The Tory naysayers refused to support a government motion to impose a timetable to railroad the reform into law. The motion was withdrawn, in effect steering Clegg’s plans into a legislative siding. Officially, this is a “pause” during which David Cameron will bring round some of the dissenters in his ranks before a renewed effort to legislate in the autumn. Unofficially, a senior figure in the government describes Lords reform as “a total car wreck”.
Some of the rebels might be cajoled or bullied into line; a hard core is implacable. The Prime Minister, meanwhile, has shown little appetite and still less capacity to enforce his writ. In the run-up to the aborted vote, the Lib Dems grew increasingly frustrated with what they saw as a lackadaisical whipping operation by their coalition partners. Clegg believed he had an unflinching commitment from Cameron to deliver the requisite votes, forgetting that the Prime Minister always flinches at threats from his back benches.
The mood in Clegg’s office is said by a senior source to be one of “absolute fury” at such flakiness. For the Lib Dems the issue is not just the scuttling of a flagship policy; it is the injustice of Conservative MPs being excused from the obligation to swallow unpalatable measures when the junior coalition party has overdosed on bitter policy pills – tuition fees, welfare cuts, NHS reform. As one senior Lib Dem puts it: “We’ve sucked up enough shit. It’s time they sucked up some shit.”
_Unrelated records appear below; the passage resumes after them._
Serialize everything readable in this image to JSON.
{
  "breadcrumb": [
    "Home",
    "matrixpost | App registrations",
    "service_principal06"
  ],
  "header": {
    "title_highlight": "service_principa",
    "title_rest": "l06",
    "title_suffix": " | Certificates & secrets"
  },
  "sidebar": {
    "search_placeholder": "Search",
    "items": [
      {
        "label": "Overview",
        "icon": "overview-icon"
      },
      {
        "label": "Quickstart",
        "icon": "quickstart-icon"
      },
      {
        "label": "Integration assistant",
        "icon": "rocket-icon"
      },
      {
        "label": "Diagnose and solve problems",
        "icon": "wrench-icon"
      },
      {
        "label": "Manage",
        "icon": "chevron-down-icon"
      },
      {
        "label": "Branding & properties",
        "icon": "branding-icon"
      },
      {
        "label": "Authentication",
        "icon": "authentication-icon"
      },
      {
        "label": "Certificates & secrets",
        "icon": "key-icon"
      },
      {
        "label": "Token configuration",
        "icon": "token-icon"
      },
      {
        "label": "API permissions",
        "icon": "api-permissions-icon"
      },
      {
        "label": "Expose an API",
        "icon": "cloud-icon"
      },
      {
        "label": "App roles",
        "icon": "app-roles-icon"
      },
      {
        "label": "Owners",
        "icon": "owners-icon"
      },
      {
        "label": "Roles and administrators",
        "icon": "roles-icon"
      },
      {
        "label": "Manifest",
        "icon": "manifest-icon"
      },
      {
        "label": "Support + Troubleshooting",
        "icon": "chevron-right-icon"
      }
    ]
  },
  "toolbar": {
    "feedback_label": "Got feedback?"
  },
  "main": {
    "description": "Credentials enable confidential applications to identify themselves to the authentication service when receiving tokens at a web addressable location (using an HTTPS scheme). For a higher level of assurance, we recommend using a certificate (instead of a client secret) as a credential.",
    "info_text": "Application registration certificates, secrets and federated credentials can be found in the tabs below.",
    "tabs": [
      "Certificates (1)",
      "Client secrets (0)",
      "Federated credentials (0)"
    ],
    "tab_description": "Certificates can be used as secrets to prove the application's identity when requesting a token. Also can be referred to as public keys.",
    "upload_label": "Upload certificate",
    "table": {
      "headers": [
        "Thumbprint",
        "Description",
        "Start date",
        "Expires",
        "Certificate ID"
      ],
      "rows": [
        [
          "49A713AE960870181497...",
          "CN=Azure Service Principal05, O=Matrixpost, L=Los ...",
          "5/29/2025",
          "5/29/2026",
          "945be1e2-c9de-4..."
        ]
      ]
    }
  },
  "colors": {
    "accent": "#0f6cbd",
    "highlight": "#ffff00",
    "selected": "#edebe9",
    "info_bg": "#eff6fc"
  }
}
But even those Conservatives who were once sympathetic towards the sacrifices made by their governing partners have felt the solidarity drain away. A turning point was reached with the Lib Dems’ decision in June to abstain when Labour voted in parliament to demand an investigation into unseemly relations between the Culture Secretary, Jeremy Hunt, and Rupert Murdoch’s News International. That breach of a governing esprit de corps was taken as licence to ignore future appeals for unity. Hints from senior Lib Dems that a rejection of Lords reform would trigger retribution against Tory policy had the predictable effect of galvanising the rebellion.
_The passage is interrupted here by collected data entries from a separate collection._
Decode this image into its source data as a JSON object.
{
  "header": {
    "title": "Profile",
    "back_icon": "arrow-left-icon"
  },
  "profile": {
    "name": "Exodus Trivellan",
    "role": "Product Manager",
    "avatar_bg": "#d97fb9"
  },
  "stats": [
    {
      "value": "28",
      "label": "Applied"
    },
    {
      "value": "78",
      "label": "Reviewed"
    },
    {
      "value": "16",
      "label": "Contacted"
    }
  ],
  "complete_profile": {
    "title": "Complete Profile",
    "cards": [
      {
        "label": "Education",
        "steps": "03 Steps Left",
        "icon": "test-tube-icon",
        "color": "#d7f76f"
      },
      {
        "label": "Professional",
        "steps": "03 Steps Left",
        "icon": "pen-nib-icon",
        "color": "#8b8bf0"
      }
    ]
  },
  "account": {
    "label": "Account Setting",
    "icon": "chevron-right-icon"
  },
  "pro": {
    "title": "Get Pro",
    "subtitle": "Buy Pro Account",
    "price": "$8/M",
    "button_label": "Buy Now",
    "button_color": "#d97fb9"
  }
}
Most Tories are persuaded of the need for a more democratic upper chamber. They are not persuaded of the need to create one so that miserable Lib Dems can feel compensated for past humiliations. Still less are they ready to accept one designed – so they see it – as an ark for the purpose of carrying Clegg’s people to senatorial safety when electoral flood waters threaten to sweep them out of the Commons. Conservative objections to the plan on offer are thus wrapped up in animosity towards the man offering it. As one prominent Tory MP put it: “I would gladly vote for reform, just not a rubbish Clegg reform.”
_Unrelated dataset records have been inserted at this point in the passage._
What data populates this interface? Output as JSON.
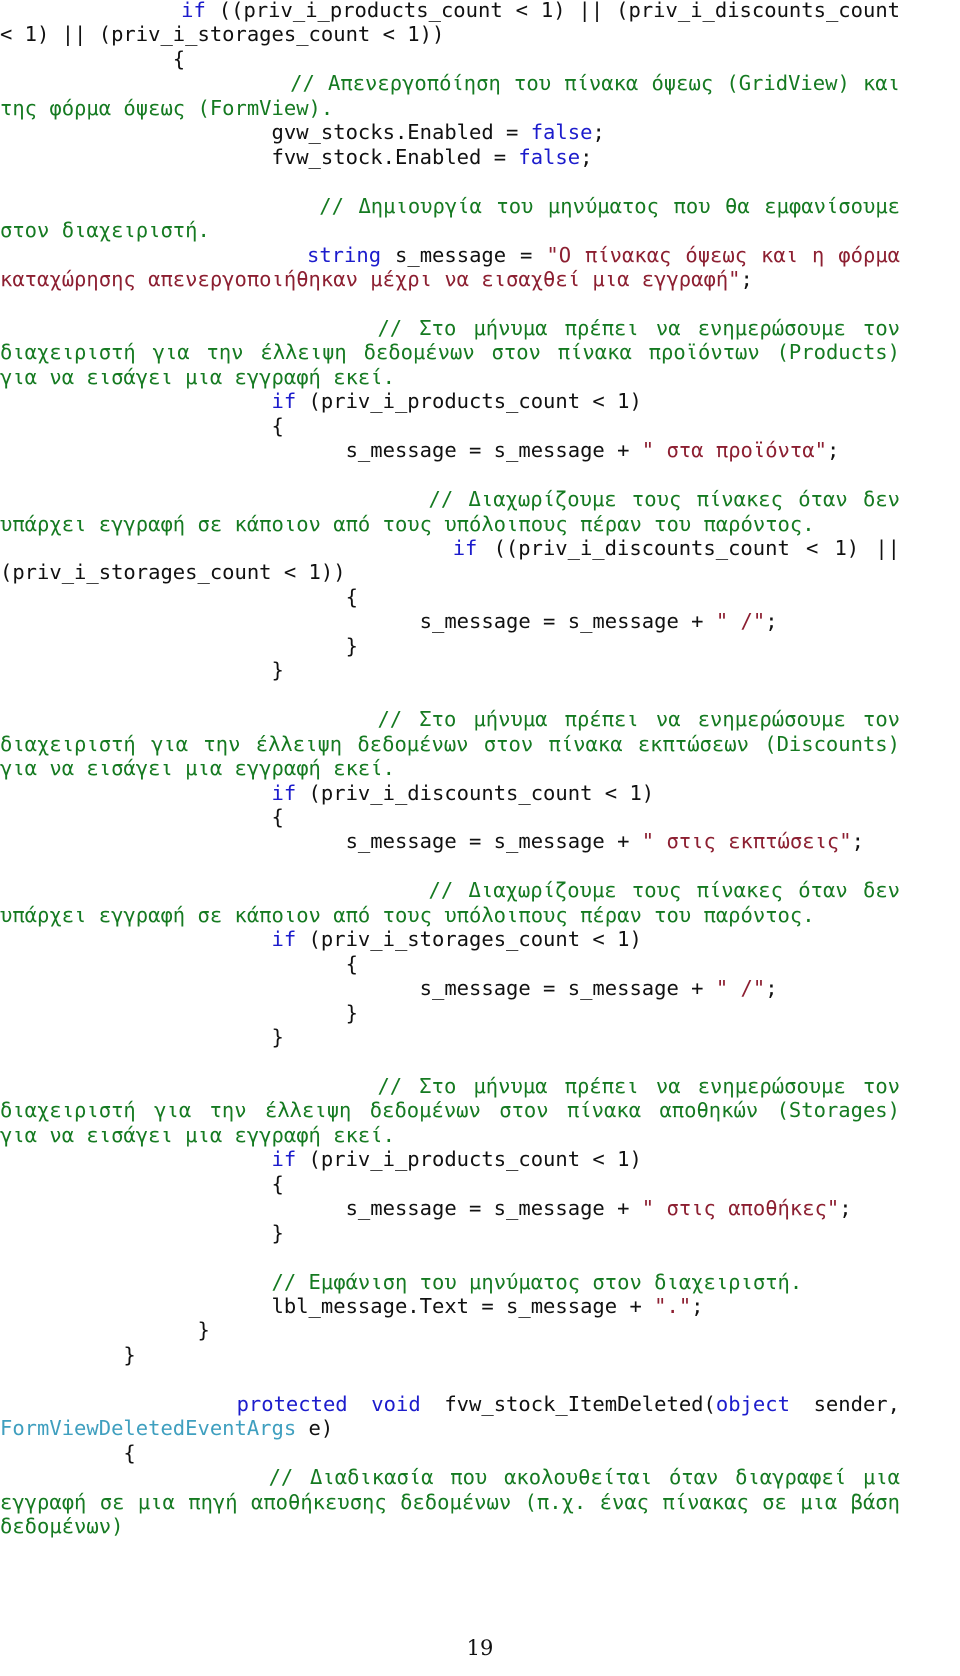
{
  "document": {
    "page_number": "19",
    "language": "csharp",
    "colors": {
      "keyword": "#1c1ccc",
      "type": "#3f9fbf",
      "string": "#8c1f31",
      "comment": "#157a21",
      "plain": "#111111",
      "background": "#ffffff"
    }
  },
  "code_lines": [
    {
      "indent": 7,
      "tokens": [
        {
          "t": "kw",
          "v": "if"
        },
        {
          "t": "pln",
          "v": " ((priv_i_products_count < 1) || (priv_i_discounts_count < 1) || (priv_i_storages_count < 1))"
        }
      ]
    },
    {
      "indent": 7,
      "tokens": [
        {
          "t": "pln",
          "v": "{"
        }
      ]
    },
    {
      "indent": 11,
      "tokens": [
        {
          "t": "com",
          "v": "// Απενεργοπόίηση του πίνακα όψεως (GridView) και της φόρμα όψεως (FormView)."
        }
      ]
    },
    {
      "indent": 11,
      "tokens": [
        {
          "t": "pln",
          "v": "gvw_stocks.Enabled = "
        },
        {
          "t": "kw",
          "v": "false"
        },
        {
          "t": "pln",
          "v": ";"
        }
      ]
    },
    {
      "indent": 11,
      "tokens": [
        {
          "t": "pln",
          "v": "fvw_stock.Enabled = "
        },
        {
          "t": "kw",
          "v": "false"
        },
        {
          "t": "pln",
          "v": ";"
        }
      ]
    },
    {
      "indent": 0,
      "tokens": []
    },
    {
      "indent": 11,
      "tokens": [
        {
          "t": "com",
          "v": "// Δημιουργία του μηνύματος που θα εμφανίσουμε στον διαχειριστή."
        }
      ]
    },
    {
      "indent": 11,
      "tokens": [
        {
          "t": "kw",
          "v": "string"
        },
        {
          "t": "pln",
          "v": " s_message = "
        },
        {
          "t": "str",
          "v": "\"Ο πίνακας όψεως και η φόρμα καταχώρησης απενεργοποιήθηκαν μέχρι να εισαχθεί μια εγγραφή\""
        },
        {
          "t": "pln",
          "v": ";"
        }
      ]
    },
    {
      "indent": 0,
      "tokens": []
    },
    {
      "indent": 11,
      "tokens": [
        {
          "t": "com",
          "v": "// Στο μήνυμα πρέπει να ενημερώσουμε τον διαχειριστή για την έλλειψη δεδομένων στον πίνακα προϊόντων (Products) για να εισάγει μια εγγραφή εκεί."
        }
      ]
    },
    {
      "indent": 11,
      "tokens": [
        {
          "t": "kw",
          "v": "if"
        },
        {
          "t": "pln",
          "v": " (priv_i_products_count < 1)"
        }
      ]
    },
    {
      "indent": 11,
      "tokens": [
        {
          "t": "pln",
          "v": "{"
        }
      ]
    },
    {
      "indent": 14,
      "tokens": [
        {
          "t": "pln",
          "v": "s_message = s_message + "
        },
        {
          "t": "str",
          "v": "\" στα προϊόντα\""
        },
        {
          "t": "pln",
          "v": ";"
        }
      ]
    },
    {
      "indent": 0,
      "tokens": []
    },
    {
      "indent": 14,
      "tokens": [
        {
          "t": "com",
          "v": "// Διαχωρίζουμε τους πίνακες όταν δεν υπάρχει εγγραφή σε κάποιον από τους υπόλοιπους πέραν του παρόντος."
        }
      ]
    },
    {
      "indent": 14,
      "tokens": [
        {
          "t": "kw",
          "v": "if"
        },
        {
          "t": "pln",
          "v": " ((priv_i_discounts_count < 1) || (priv_i_storages_count < 1))"
        }
      ]
    },
    {
      "indent": 14,
      "tokens": [
        {
          "t": "pln",
          "v": "{"
        }
      ]
    },
    {
      "indent": 17,
      "tokens": [
        {
          "t": "pln",
          "v": "s_message = s_message + "
        },
        {
          "t": "str",
          "v": "\" /\""
        },
        {
          "t": "pln",
          "v": ";"
        }
      ]
    },
    {
      "indent": 14,
      "tokens": [
        {
          "t": "pln",
          "v": "}"
        }
      ]
    },
    {
      "indent": 11,
      "tokens": [
        {
          "t": "pln",
          "v": "}"
        }
      ]
    },
    {
      "indent": 0,
      "tokens": []
    },
    {
      "indent": 11,
      "tokens": [
        {
          "t": "com",
          "v": "// Στο μήνυμα πρέπει να ενημερώσουμε τον διαχειριστή για την έλλειψη δεδομένων στον πίνακα εκπτώσεων (Discounts) για να εισάγει μια εγγραφή εκεί."
        }
      ]
    },
    {
      "indent": 11,
      "tokens": [
        {
          "t": "kw",
          "v": "if"
        },
        {
          "t": "pln",
          "v": " (priv_i_discounts_count < 1)"
        }
      ]
    },
    {
      "indent": 11,
      "tokens": [
        {
          "t": "pln",
          "v": "{"
        }
      ]
    },
    {
      "indent": 14,
      "tokens": [
        {
          "t": "pln",
          "v": "s_message = s_message + "
        },
        {
          "t": "str",
          "v": "\" στις εκπτώσεις\""
        },
        {
          "t": "pln",
          "v": ";"
        }
      ]
    },
    {
      "indent": 0,
      "tokens": []
    },
    {
      "indent": 14,
      "tokens": [
        {
          "t": "com",
          "v": "// Διαχωρίζουμε τους πίνακες όταν δεν υπάρχει εγγραφή σε κάποιον από τους υπόλοιπους πέραν του παρόντος."
        }
      ]
    },
    {
      "indent": 11,
      "tokens": [
        {
          "t": "kw",
          "v": "if"
        },
        {
          "t": "pln",
          "v": " (priv_i_storages_count < 1)"
        }
      ]
    },
    {
      "indent": 14,
      "tokens": [
        {
          "t": "pln",
          "v": "{"
        }
      ]
    },
    {
      "indent": 17,
      "tokens": [
        {
          "t": "pln",
          "v": "s_message = s_message + "
        },
        {
          "t": "str",
          "v": "\" /\""
        },
        {
          "t": "pln",
          "v": ";"
        }
      ]
    },
    {
      "indent": 14,
      "tokens": [
        {
          "t": "pln",
          "v": "}"
        }
      ]
    },
    {
      "indent": 11,
      "tokens": [
        {
          "t": "pln",
          "v": "}"
        }
      ]
    },
    {
      "indent": 0,
      "tokens": []
    },
    {
      "indent": 11,
      "tokens": [
        {
          "t": "com",
          "v": "// Στο μήνυμα πρέπει να ενημερώσουμε τον διαχειριστή για την έλλειψη δεδομένων στον πίνακα αποθηκών (Storages) για να εισάγει μια εγγραφή εκεί."
        }
      ]
    },
    {
      "indent": 11,
      "tokens": [
        {
          "t": "kw",
          "v": "if"
        },
        {
          "t": "pln",
          "v": " (priv_i_products_count < 1)"
        }
      ]
    },
    {
      "indent": 11,
      "tokens": [
        {
          "t": "pln",
          "v": "{"
        }
      ]
    },
    {
      "indent": 14,
      "tokens": [
        {
          "t": "pln",
          "v": "s_message = s_message + "
        },
        {
          "t": "str",
          "v": "\" στις αποθήκες\""
        },
        {
          "t": "pln",
          "v": ";"
        }
      ]
    },
    {
      "indent": 11,
      "tokens": [
        {
          "t": "pln",
          "v": "}"
        }
      ]
    },
    {
      "indent": 0,
      "tokens": []
    },
    {
      "indent": 11,
      "tokens": [
        {
          "t": "com",
          "v": "// Εμφάνιση του μηνύματος στον διαχειριστή."
        }
      ]
    },
    {
      "indent": 11,
      "tokens": [
        {
          "t": "pln",
          "v": "lbl_message.Text = s_message + "
        },
        {
          "t": "str",
          "v": "\".\""
        },
        {
          "t": "pln",
          "v": ";"
        }
      ]
    },
    {
      "indent": 8,
      "tokens": [
        {
          "t": "pln",
          "v": "}"
        }
      ]
    },
    {
      "indent": 5,
      "tokens": [
        {
          "t": "pln",
          "v": "}"
        }
      ]
    },
    {
      "indent": 0,
      "tokens": []
    },
    {
      "indent": 5,
      "tokens": [
        {
          "t": "kw",
          "v": "protected void"
        },
        {
          "t": "pln",
          "v": " fvw_stock_ItemDeleted("
        },
        {
          "t": "kw",
          "v": "object"
        },
        {
          "t": "pln",
          "v": " sender, "
        },
        {
          "t": "typ",
          "v": "FormViewDeletedEventArgs"
        },
        {
          "t": "pln",
          "v": " e)"
        }
      ]
    },
    {
      "indent": 5,
      "tokens": [
        {
          "t": "pln",
          "v": "{"
        }
      ]
    },
    {
      "indent": 8,
      "tokens": [
        {
          "t": "com",
          "v": "// Διαδικασία που ακολουθείται όταν διαγραφεί μια εγγραφή σε μια πηγή αποθήκευσης δεδομένων (π.χ. ένας πίνακας σε μια βάση δεδομένων)"
        }
      ]
    }
  ]
}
Beneath this edifice of resentment against the Lib Dems lie foundations of anger at Cameron’s inability to win a majority at the last election – saddling the party with coalition in the first place – and lack of confidence in the Conservative leader’s strategy for doing any better next time.
Lagging in opinion polls, presiding over economic stagnation, with no imminent prospect of recovery from either affliction, Cameron’s MPs crave an invigorating burst of authentic Conservative ideology. There is no single platform to describe what that means but the standard components are an assault on regulations that are presumed to be stifling enterprise, tax cuts, a tougher line on immigration and a more ambitious dismantling of the welfare state. The commonly identified enemies of that agenda are the unholy trinity of Brussels, the civil service and Clegg. Cameron is suspected of caving in to all three.
Downing Street is alert to Tory impatience and tries to placate it. That is what lay behind a speech on 25 June in which the Prime Minister explained how a future Conservative administration would be more aggressive in cutting benefits. Two days later George Osborne bowed to demands from the right of the party and abandoned a planned rise in fuel duty. Those devices were meant, in part, to buy Cameron some goodwill on the back benches, making it easier to persuade MPs to back Lords reform.
The clumsiness and ineffectiveness of such manoeuvres illustrate quite how weak the Prime Minister is at reading the mood among his MPs, especially those new to parliament at the last election. A distinguishing feature of the campaign against Lords reform was the support – tacit and explicit – it enjoyed among ambitious members of the 2010 cohort. The operation was run from the office of one such newbie: the Hereford MP, Jesse Norman, who is, by reputation, more erudite pamphleteer than rabble-rouser. To Cameron’s immense consternation, Norman is said by MPs to have been shrewder in his reading of the party and defter in his troop mobilisation than the government whips. It was less like a rebellion than a movement for the emancipation of Conservatism from the shackles of Cleggery.
That doesn’t mean the coalition is poised to fall. Lords reform could yet be salvaged. Even if it dies, Clegg and Cameron could never face the country to say the partnership they formed to deal with an economic emergency must be dissolved because they fell out over a tweak to the constitution.
Both men like being in government and depend on each other to stay there. But that dynamic has become the engine driving resentment in their parties. It can only make them weaker over time. The Lib Dems, at least, know they cannot govern alone. The Tories can’t, either. The danger for Cameron is that they look increasingly desperate to try.